Early this summer Ned Baldwin opened Houseman (508 Greenwich Street; 212-641-0641), an intimate spot with exposed-brick walls and a compact zinc bar, on a calm, mostly residential street in the Hudson Square neighborhood. Bounded by West Houston on the north and Canal Street to the south, the area once was home to the city’s printing district. Now it’s a mix of 200-year-old residences, nineteenth-century warehouses, and spanking-new condo buildings.
It couldn’t be a better locale for Baldwin, who tells the Voice that he has been seeking to open a restaurant a bit “out of the fray” ever since he began visiting countries like Norway and Italy. “My favorite eating experiences are the traveling ones, where I find a great neighborhood I can fantasize about living in. Where the food is really, really good but it’s a casual restaurant,” he says. “I’m trying to make that thing.”

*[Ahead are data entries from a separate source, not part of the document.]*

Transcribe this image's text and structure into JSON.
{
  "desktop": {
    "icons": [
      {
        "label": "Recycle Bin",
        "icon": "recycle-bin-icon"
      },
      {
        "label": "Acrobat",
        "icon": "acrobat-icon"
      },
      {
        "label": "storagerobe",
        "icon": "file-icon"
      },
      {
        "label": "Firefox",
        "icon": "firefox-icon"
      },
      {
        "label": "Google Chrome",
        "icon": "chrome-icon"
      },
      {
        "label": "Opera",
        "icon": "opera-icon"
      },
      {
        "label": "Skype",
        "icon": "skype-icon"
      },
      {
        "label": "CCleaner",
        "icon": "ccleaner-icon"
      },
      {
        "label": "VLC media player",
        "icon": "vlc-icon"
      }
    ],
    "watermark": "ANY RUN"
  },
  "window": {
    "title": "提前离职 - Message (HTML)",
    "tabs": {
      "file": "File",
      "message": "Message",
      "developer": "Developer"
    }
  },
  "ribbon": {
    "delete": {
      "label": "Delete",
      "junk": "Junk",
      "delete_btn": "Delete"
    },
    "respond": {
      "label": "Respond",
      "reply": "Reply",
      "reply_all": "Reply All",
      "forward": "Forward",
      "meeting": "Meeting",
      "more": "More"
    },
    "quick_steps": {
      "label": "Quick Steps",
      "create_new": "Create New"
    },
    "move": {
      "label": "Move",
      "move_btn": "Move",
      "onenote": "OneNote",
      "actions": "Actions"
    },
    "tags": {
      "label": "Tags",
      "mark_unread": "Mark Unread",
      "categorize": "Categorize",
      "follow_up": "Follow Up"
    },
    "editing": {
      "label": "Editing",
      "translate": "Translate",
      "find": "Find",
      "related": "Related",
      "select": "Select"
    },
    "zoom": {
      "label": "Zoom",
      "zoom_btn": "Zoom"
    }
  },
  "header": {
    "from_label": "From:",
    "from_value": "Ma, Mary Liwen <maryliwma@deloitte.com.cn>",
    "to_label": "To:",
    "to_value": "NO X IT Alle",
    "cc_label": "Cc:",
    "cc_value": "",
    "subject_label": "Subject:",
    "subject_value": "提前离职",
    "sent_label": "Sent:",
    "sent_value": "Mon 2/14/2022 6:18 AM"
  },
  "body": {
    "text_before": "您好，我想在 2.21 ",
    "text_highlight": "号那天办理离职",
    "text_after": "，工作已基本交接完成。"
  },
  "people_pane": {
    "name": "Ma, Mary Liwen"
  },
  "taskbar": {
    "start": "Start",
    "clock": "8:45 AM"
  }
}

In this way, Baldwin has brought to life his personal image of the ideal neighborhood restaurant. “The dream of the place is to imagine visiting New York, wandering around the city, then seeing a glowing light. You look in the window and see the place is full of people who look like they live in the neighborhood — like they’re having a good moment in their lives.”
He took the name from the Swedish husmanskost, which, he explains, means “everyday food,” home-cooked and served family-style.
Baldwin shares the kitchen and “creative load” with co-chef Adam Baumgart, whom he met while they were both working at Prune. A graduate of Bennington College, Baldwin earned an MFA in sculpture from Yale; his background as an artist and “furniture-designer-builder” meshes with Baumgart, who started cooking when he was fifteen and trained at the Culinary Institute of America before moving on to numerous stops around NYC. The timing for their collaboration worked out perfectly — as Baldwin was getting ready to sign a lease for the new place, Marco’s in Brooklyn (where Baumgart was a chef) was about to close.
The duo sources a good portion of their produce from Vermont, through the distributor Myers Produce, and seafood and meat from other local suppliers.
They’ve created an approachable market-based menu of unfussy dishes: seasonal small plates like roasted peaches with pancetta, hazelnuts, and feta; a tomato salad that mixes bite-size tomatoes with cumin, sumac, and yogurt; and mains that include a homey — and delicious — roast half-chicken with parsley salad and toasted crusty bread. The chefs have also perfected a double-stacked cheeseburger, topped with caramelized onions and served on a homemade potato bun.
In addition, the kitchen prepares a special daily large-format entrée, meant to be shared at the table by a group — at the moment it’s a whole striped bass poached in court bouillon. “I think it’s fun when the scale grows and people start reaching across the table,” Baldwin says.
Houseman’s beverage menu is compact and well thought out, a user-friendly match for the menu. It’s populated by an assortment of propitiously priced small-production beers and wines, plus a handful of classic cocktails, including a sweet-vermouth-and-sparkling-wine spritzer — “The Bicycle” — and a fresh-grapefruit-laced paloma.
With its ease for pleasing, Houseman is poised to entice not only locals from the neighborhood but patrons who wander in via the nearby Holland Tunnel. What they’ll discover is the kind of place we’re all on the lookout for, where it’s easy to gather with friends any day of the week, to eat, unwind, and connect with each other — and with that, Baldwin says, he will have met his goal. “I don’t want to be one of those restaurants where the chef needs something from the diner,” he says. “We’re just going to do our thing back there and make our food really delicious.”